You don’t need to have previous rafting experience. We will teach you everything you need to know to travel comfortably including how to pack appropriately, load a raft, set up tarps, paddle in a raft, and navigate the river. After joining your group in your appropriate location, you will travel by van to an entry point along the river. You will get to know your group, learning wilderness skills and practicing safety procedures. Then you will begin your expedition.
You will be in the wilderness, camping, traveling, sleeping and eating outdoors for most, if not all, the days and nights you are here. Wilderness travel is demanding. It can literally take every waking moment to get from point A to point B.
Rafting includes numerous challenges, such as paddling into headwinds or through rapids, setting up camp, cooking outdoors and more. Past students and instructors agree that arriving physically fit will enhance your experience and ability to do well on the course and ultimately allow you to take full advantage of the expedition.

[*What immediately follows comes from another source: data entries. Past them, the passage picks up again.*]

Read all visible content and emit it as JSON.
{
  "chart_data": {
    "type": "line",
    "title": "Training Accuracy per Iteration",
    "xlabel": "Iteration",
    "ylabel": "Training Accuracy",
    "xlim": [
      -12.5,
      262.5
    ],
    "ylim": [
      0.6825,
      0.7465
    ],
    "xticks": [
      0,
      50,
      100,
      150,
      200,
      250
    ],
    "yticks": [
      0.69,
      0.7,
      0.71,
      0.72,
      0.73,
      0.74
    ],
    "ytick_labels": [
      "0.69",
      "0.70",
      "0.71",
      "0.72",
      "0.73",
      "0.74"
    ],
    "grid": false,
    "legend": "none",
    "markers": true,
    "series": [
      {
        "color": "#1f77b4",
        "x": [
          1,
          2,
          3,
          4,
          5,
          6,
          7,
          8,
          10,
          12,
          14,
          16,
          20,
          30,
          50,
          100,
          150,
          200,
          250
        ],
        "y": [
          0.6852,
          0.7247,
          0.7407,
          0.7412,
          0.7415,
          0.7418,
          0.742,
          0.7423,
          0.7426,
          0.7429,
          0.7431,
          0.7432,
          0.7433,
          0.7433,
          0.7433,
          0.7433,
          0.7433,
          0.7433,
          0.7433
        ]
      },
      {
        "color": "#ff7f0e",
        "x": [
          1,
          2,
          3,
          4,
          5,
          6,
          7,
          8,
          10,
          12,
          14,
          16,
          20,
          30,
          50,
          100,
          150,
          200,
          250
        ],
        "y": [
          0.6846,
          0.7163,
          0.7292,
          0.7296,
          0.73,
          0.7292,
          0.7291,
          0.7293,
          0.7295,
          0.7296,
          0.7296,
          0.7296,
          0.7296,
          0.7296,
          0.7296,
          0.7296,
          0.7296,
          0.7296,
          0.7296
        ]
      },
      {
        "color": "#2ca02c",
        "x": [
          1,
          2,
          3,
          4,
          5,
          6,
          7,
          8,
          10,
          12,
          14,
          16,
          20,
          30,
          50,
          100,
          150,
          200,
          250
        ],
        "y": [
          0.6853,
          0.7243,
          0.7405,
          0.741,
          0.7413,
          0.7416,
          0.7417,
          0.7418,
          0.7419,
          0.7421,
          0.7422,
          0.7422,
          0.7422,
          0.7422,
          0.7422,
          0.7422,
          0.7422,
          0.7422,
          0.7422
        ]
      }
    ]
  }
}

Deschutes River, Oregon – The Deschutes River is part of the National Wild & Scenic Rivers System. The river flows north from the Oregon Cascades to the Columbia River and then on to the Pacific Ocean. The Deschutes watershed plays a very integral role in Central Oregon’s landscape, hosting a vast array of insect, fish, and bird populations throughout the spring and summer months. Common summer wildlife around the river includes osprey, bald eagles, western tanagers, bullock’s oriole’s, deer, bighorn sheep (rare), rattlesnakes, and waterfowl such as mergansers, great blue herons, and mallard. The river is spring-fed, which results in an unusually cold, constant water flow. The group camps each night along the banks of the river.
Courses generally travel a segment of the Lower Deschutes, approximately 50 miles, depending on length of course, age, and course outcomes. The rapids on the Deschutes are rated to Class IV, mostly Class II-III, and are excellent for learning paddle skills and teamwork.. The Lower Deschutes is a popular river for both whitewater rafting and fly fishing, and the region has a colorful human history, with a railroad running alongside much of the length of the Lower Deschutes. The river border for 1/3 of the Lower Deschutes is the Warm Springs Reservation. Excellent geologic evidence is present all around this area.

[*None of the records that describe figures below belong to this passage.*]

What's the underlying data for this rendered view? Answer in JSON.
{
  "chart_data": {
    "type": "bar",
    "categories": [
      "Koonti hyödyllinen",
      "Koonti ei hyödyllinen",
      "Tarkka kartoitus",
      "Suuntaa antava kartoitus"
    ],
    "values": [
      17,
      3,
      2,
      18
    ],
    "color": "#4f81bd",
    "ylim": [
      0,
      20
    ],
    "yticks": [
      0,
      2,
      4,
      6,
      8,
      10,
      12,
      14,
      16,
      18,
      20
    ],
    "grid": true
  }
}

Sample Itinerary – The following is an example of what your 6-day itinerary may look like. Your actual course plan will vary according to weather, student skills and abilities, and instructor preferences.
Day 1 Course Start, put on river
Days 2-5 Training and Main Expedition (river)

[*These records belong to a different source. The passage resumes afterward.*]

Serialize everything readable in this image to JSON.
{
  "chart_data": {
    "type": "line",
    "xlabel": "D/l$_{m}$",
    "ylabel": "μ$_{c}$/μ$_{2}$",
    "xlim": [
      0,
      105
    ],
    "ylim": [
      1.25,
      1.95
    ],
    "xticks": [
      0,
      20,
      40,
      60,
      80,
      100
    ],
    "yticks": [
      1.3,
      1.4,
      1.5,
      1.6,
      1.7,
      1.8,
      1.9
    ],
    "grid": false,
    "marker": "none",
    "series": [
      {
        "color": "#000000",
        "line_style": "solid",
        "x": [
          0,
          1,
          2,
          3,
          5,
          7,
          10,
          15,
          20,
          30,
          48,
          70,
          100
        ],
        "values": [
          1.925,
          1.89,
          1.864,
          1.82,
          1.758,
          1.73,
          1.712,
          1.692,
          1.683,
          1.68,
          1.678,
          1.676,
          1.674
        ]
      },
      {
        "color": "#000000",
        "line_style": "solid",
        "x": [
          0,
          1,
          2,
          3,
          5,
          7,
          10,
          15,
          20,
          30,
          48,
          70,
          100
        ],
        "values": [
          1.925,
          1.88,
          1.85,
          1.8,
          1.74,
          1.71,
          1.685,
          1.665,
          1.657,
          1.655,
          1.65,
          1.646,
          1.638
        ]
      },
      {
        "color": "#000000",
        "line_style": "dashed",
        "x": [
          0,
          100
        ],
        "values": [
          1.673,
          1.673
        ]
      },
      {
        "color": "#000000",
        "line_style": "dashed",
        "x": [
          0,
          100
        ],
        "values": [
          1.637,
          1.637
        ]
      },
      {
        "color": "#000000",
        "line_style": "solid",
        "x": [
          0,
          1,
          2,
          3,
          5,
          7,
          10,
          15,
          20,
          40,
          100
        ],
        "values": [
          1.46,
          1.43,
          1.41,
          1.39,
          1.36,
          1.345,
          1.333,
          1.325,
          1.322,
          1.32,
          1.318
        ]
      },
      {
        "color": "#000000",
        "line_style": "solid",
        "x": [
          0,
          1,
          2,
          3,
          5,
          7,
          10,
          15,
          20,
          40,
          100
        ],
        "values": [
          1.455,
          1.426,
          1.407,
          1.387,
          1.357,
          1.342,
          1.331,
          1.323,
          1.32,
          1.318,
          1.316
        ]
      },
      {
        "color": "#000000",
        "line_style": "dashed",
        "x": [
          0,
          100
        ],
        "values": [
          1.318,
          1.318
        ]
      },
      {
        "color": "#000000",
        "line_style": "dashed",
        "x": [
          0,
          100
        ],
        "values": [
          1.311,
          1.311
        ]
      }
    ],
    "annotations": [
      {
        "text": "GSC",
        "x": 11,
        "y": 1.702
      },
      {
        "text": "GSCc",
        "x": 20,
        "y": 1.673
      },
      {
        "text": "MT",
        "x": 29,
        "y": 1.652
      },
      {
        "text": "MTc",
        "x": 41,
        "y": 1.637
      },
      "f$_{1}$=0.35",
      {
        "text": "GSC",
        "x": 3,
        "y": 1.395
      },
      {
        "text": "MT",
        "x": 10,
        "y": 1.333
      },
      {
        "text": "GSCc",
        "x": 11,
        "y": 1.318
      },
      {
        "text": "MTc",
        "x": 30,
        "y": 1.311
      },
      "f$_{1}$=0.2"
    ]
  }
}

Days 6 Course End and transportation home
Rafting – Each section of river is a beautiful and introductory experience in rafting. Students will travel on the river in four to six-person paddle rafts, and learn to “captain” (maneuver) their paddle raft team through Class II to IV rapids. After lessons basic river travel, students will progress to learning about “reading” water, anticipating obstacles, scouting difficult rapids, and working as an effective team to negotiate technical portions of the river. Students will also learn about river hydrology, swimming, paddle techniques, camp craft, and expeditionary travel.
Service – Service is an integral part of the Outward Bound curriculum. We encourage service to the environment in the form of leaving campsites cleaner than we find them and practicing Leave No Traceâ ethics throughout the course. We coordinate service projects with land managers (US Forest Service, Bureau of Land Management, National Park Service, local land trusts, etc.) as well as with select social service agencies (nursing homes, hospitals, etc.). During your course, you may have the opportunity to participate in a trail work or other service project.